HC Deb 03 July 1991 vol 194 cc305-6
7. Mr. Geoffrey Robinson

To ask the Secretary of State for Trade and Industry what plans he has to boost manufacturing output in the west midlands.

Mr. Lilley

Manufacturing output in the west midlands, as elsewhere, will be helped by our policies of fostering a competitive environment, encouraging innovation, restoring incentives and, above all, defeating inflation.

Mr. Robinson

Is the Secretary of State aware that every answer that we have heard from him today on manufacturing industry shows him to be totally out of touch with the difficult and deteriorating circumstances under which it must operate? Is not he aware that he is embarked no longer on the defeat of inflation but on the annihilation of British industry? Since the Government came to power, we in the west midlands have lost 33 per cent. of our capacity and 32,000 jobs in manufacturing and, according to the CBI, 80 per cent. of the plants in the west midlands are working below capacity. In those circumstances, what does the right hon.
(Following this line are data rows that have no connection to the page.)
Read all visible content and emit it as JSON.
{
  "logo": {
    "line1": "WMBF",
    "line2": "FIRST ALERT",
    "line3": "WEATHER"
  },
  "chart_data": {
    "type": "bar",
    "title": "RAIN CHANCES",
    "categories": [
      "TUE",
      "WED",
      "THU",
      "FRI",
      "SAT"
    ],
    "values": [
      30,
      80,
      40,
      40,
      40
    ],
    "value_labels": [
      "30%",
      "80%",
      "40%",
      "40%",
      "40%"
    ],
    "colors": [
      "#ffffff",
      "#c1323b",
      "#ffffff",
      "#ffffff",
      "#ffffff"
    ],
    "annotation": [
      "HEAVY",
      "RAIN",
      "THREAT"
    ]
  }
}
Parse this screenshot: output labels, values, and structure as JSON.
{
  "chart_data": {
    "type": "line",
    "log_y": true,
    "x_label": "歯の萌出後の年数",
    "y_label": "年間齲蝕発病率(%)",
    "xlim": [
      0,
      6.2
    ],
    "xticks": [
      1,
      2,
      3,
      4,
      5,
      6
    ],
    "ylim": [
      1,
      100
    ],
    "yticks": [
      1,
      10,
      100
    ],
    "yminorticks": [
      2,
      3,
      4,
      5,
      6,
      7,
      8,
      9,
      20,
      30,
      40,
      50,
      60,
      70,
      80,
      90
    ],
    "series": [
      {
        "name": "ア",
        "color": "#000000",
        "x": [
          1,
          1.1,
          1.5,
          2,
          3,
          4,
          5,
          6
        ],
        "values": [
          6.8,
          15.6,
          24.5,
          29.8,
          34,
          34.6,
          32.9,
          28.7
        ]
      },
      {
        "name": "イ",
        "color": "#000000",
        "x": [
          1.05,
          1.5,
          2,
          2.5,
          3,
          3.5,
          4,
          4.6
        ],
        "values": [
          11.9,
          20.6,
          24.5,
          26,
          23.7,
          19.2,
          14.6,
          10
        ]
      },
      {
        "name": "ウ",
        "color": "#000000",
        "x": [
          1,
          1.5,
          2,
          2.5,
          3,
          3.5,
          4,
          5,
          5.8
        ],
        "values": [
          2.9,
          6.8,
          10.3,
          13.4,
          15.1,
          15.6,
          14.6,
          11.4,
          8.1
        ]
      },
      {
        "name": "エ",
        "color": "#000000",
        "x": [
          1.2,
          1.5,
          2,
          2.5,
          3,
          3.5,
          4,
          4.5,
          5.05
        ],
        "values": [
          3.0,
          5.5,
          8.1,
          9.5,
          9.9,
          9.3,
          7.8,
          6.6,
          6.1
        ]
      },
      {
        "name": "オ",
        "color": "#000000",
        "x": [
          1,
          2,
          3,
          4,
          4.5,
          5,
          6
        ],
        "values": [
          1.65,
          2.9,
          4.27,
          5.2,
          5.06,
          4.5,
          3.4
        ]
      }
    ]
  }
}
Gentleman intend to do to dispel the clear impression of total incompetence and suspended inactivity on the part of his Department?

Mr. Lilley

That is a bit of a cheek from someone who has played his distinguished part in undermining British industry. The fact is that in the west midlands, which is heavily dependent on the motor car industry, the motor car industry has increased production. In the past few months Rover's production has risen by 4 per cent. and Land-Rover's by 8 per cent. They are exporting a record proportion of their output. I recently visited firms in the west midlands, one of which was exporting 95 per cent. and capturing the world market in its areas. The future for the west midlands, which is a great source of entrepreneurship in Britain, is rosy so long as we pursue the policies that the Government advocate and do not return to policies of nationalisation, intervention and high taxation which the hon. Gentleman advocates.

Mr. Roger King

My right hon. Friend is well known for his open mind in discussing and considering future aspects of policy. Has he heard one single policy from the Opposition which he thinks would help west midlands industry boost its productive capacity?

Mr. Lilley

I must say, having considered the matter with an open mind, that I have not heard a single proposal that is in any way constructive. Indeed, to hide their intellectual vacuum, the Opposition simply retail bad news with relish.

Mr. Henderson

With car sales down 25 per cent., truck sales down 40 per cent. and bus sales down 40 per cent., I do not know who the Secretary of State has been talking to when he visits the west midlands and the car industry. Does not he agree with Mr. Colin Hope, the president of the Society of Motor Manufacturers and Traders, that the British motor car industry has been seriously damaged by the recession and that it cannot operate sensibly in the boom or bust environment created by the Government?

Mr. Lilley

The hon. Gentleman exemplifies exactly what I was referring to. He takes an industry which has increased its output and investment and tries to find statistics suggesting its decline. Longbridge in the west midlands has the most advanced manufacturing assembly line in the motor car industry in the world and the highest efficiency in Europe, yet he has nothing but ill to say of it.